Hi everyone! Today I have a review of 75154 TIE Striker! This is a 2016 Rogue One set that retailed for £59.99 GBP, $69.99 USD, $109.99 AUD, and $129.99 NZD. I have found the LEGO Rogue One sets to be quite good, but does this fit the general trend? Let’s find out! 😉
There are four minifigures included in the set: a Rebel Trooper, a TIE Pilot, a Shoretrooper Captain, and an Imperial Ground Crew.
The figure on the left is the highly anticipated Shoretrooper. Sand blue markings denote a captain, though regular ones also appear in 75171 Battle on Scarif. Shoretroopers use upgraded blasters in Rogue One so a double-barreled gun is used to represent those. They are a decent representation.
The TIE Striker Pilot is quite a good figure too. I don’t have a lot to say about the figure, but he looks accurate to the in-movie troopers. One thing I don’t like is that the back of his helmet is open, exposing a lot of skin on the back of his head. I wish LEGO would make a new mold that covers it up. Both minifigures use the Angry Clone head, which is unfortunate.
The third figure in the set is a Rebel Trooper. According to Brickset, he is based on Rogue One character Private Basteren. I like his torso and legs, but sadly they are reused from other rebels in the Rogue One line. His head is also the very same head used for Captain America from the Marvel Superheroes line (and later used for Hawkeye and DC’s Steve Trevor).
The Imperial Ground Crew has a new hat mold that is reminiscent of a Death Star Gunner. He has new torso and leg printing, and has two batons that are similar to those used at airports. Jyn Erso uses this design to disguise herself in the film, though the head underneath the helmet in this set is a regular Imperial head.
Four minifigures included in a set of this price is not very satisfactory, but the even more grievous sin in my opinion is the fact that, unlike the other Rogue One sets, not a single main character is included in this set. Personally, I feel Saw Gerrera could have been included in the Hovertank set while Chirrut could be added here, as both minifigures were present in their respective scenes.
On to the build!
There is only one build in the set: the TIE Striker itself. The ship saw quite a lot of action in the final battle on Scarif in the film, and while never really took the limelight (due to Rogue One being rebel-centric), they are honestly not easy to miss.
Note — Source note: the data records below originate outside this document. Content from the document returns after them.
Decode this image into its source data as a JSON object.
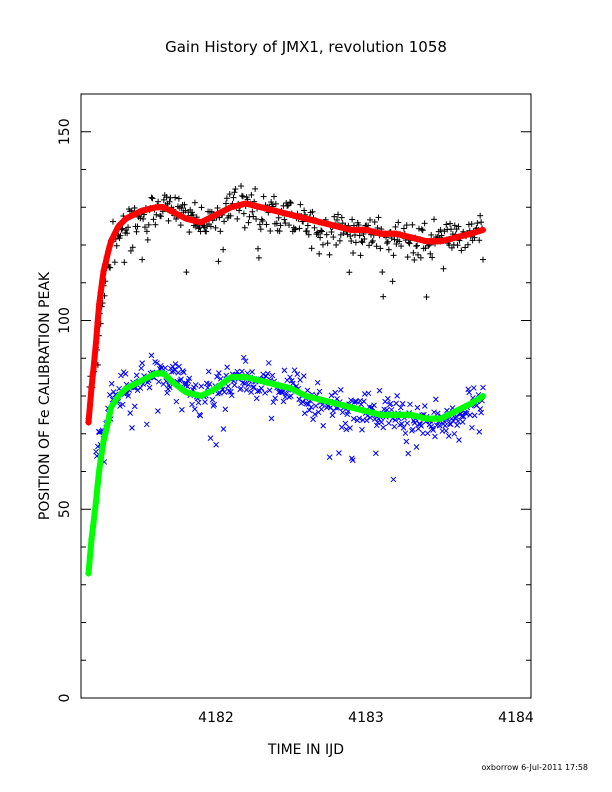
{
  "chart_data": {
    "type": "scatter",
    "title": "Gain History of JMX1, revolution 1058",
    "xlabel": "TIME IN IJD",
    "ylabel": "POSITION OF Fe CALIBRATION PEAK",
    "xlim": [
      4181.1,
      4184.1
    ],
    "ylim": [
      0,
      160
    ],
    "xticks": [
      4182,
      4183,
      4184
    ],
    "yticks": [
      0,
      50,
      100,
      150
    ],
    "grid": false,
    "legend": "none",
    "footer": "oxborrow  6-Jul-2011 17:58",
    "series": [
      {
        "marker": "+",
        "color": "#000000",
        "x": [
          4181.15,
          4181.3,
          4181.4,
          4181.5,
          4181.6,
          4181.7,
          4181.8,
          4181.9,
          4182.0,
          4182.1,
          4182.2,
          4182.3,
          4182.4,
          4182.5,
          4182.6,
          4182.7,
          4182.8,
          4182.9,
          4183.0,
          4183.1,
          4183.2,
          4183.3,
          4183.4,
          4183.5,
          4183.6,
          4183.7,
          4183.78
        ],
        "y": [
          78,
          120,
          126,
          128,
          130,
          131,
          128,
          126,
          128,
          131,
          131,
          129,
          128,
          127,
          126,
          125,
          124,
          124,
          123,
          123,
          122,
          122,
          121,
          121,
          122,
          123,
          124
        ],
        "spread": 8
      },
      {
        "marker": "+",
        "color": "#ff0000",
        "x": [
          4181.15,
          4181.17,
          4181.2,
          4181.22,
          4181.25,
          4181.28,
          4181.3,
          4181.35,
          4181.4,
          4181.5,
          4181.6,
          4181.65,
          4181.7,
          4181.8,
          4181.9,
          4182.0,
          4182.1,
          4182.2,
          4182.3,
          4182.4,
          4182.5,
          4182.6,
          4182.7,
          4182.8,
          4182.9,
          4183.0,
          4183.1,
          4183.2,
          4183.3,
          4183.4,
          4183.5,
          4183.6,
          4183.7,
          4183.78
        ],
        "y": [
          73,
          82,
          94,
          104,
          113,
          118,
          121,
          125,
          127,
          129,
          130,
          130,
          129,
          127,
          126,
          128,
          130,
          131,
          130,
          129,
          128,
          127,
          126,
          125,
          124,
          124,
          123,
          123,
          122,
          121,
          121,
          122,
          123,
          124
        ]
      },
      {
        "marker": "x",
        "color": "#0000ff",
        "x": [
          4181.2,
          4181.3,
          4181.4,
          4181.5,
          4181.6,
          4181.7,
          4181.8,
          4181.9,
          4182.0,
          4182.1,
          4182.2,
          4182.3,
          4182.4,
          4182.5,
          4182.6,
          4182.7,
          4182.8,
          4182.9,
          4183.0,
          4183.1,
          4183.2,
          4183.3,
          4183.4,
          4183.5,
          4183.6,
          4183.7,
          4183.78
        ],
        "y": [
          65,
          78,
          82,
          84,
          86,
          85,
          82,
          80,
          82,
          84,
          85,
          84,
          83,
          82,
          80,
          78,
          77,
          76,
          76,
          75,
          75,
          74,
          73,
          73,
          75,
          77,
          79
        ],
        "spread": 9
      },
      {
        "marker": "+",
        "color": "#00ff00",
        "x": [
          4181.15,
          4181.17,
          4181.2,
          4181.22,
          4181.25,
          4181.28,
          4181.3,
          4181.35,
          4181.4,
          4181.5,
          4181.6,
          4181.65,
          4181.7,
          4181.8,
          4181.9,
          4182.0,
          4182.1,
          4182.2,
          4182.3,
          4182.4,
          4182.5,
          4182.6,
          4182.7,
          4182.8,
          4182.9,
          4183.0,
          4183.1,
          4183.2,
          4183.3,
          4183.4,
          4183.5,
          4183.6,
          4183.7,
          4183.78
        ],
        "y": [
          33,
          42,
          52,
          60,
          68,
          73,
          77,
          80,
          82,
          84,
          86,
          86,
          84,
          81,
          80,
          82,
          85,
          85,
          84,
          83,
          82,
          80,
          79,
          78,
          77,
          76,
          75,
          75,
          75,
          74,
          74,
          76,
          78,
          80
        ]
      }
    ]
  }
}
The first thing I would note is that the TIE Striker’s wings are, honestly, a bit sloppily done. Regular TIE Fighters would have a brick-built centre with a layer of plates that wrap around the exterior, however, here the designers chose to use layered plates which results in an inaccurate, and, honestly, ugly, finished product.
There are, however, several play features which I will cover.
The first play feature is something that I expect of every starfighter: an opening cockpit. Here, the hatch and front cockpit glass open. The front glass uses the 6×6 TIE Fighter cockpit glass but strangely the hatch above chooses to use a regular 6×6 plate with brick-built details above instead. Anyhow, you can plop the pilot in the seat and, unlike the First Order TIE set, he won’t rattle around during flight. A droid body is used as a control yoke which is pretty decent.
The second play feature is the adjustment of the wings. Moving two Technic levers at the back will cause the TIE Striker’s wings to switch from down to up or vice-versa. The action works very well and in a satisfying manner, though the wings are not linked. In the movie, the TIE Strikers had their wings down during flight, though in Battlefront they are shown with their wings upward during landing.
The set includes two spring-loaded shooters beneath the cockpit to represent laser cannons. Rogue One sets generally integrated the spring-loaded shooters quite well in the models but that is not the case here, as the shooters stick out like a sore thumb. In addition, the studs on the top of the shooter bricks have not even been fully covered, which looks sloppy and is quite disappointing.
The final play feature is a rear storage section, with space to store a blaster, a walkie-talkie, and a binoculars. In the movie, there is a rear section for a bombardier, which makes me wonder why storage was chosen over a bombardier section. Furthermore, this area seems overengineered and a bit superfluous.
In conclusion, this is probably my least favorite set from the Rogue One wave. There are no main characters included, which hurts the minifigure lineup. The set also feels overengineered and some sections feel superfluous, and I think they could have cut the piece count to sell this at $49.99 USD. The set as it is now does not feel very worth it. In addition, some of the play features are not integrated very nicely.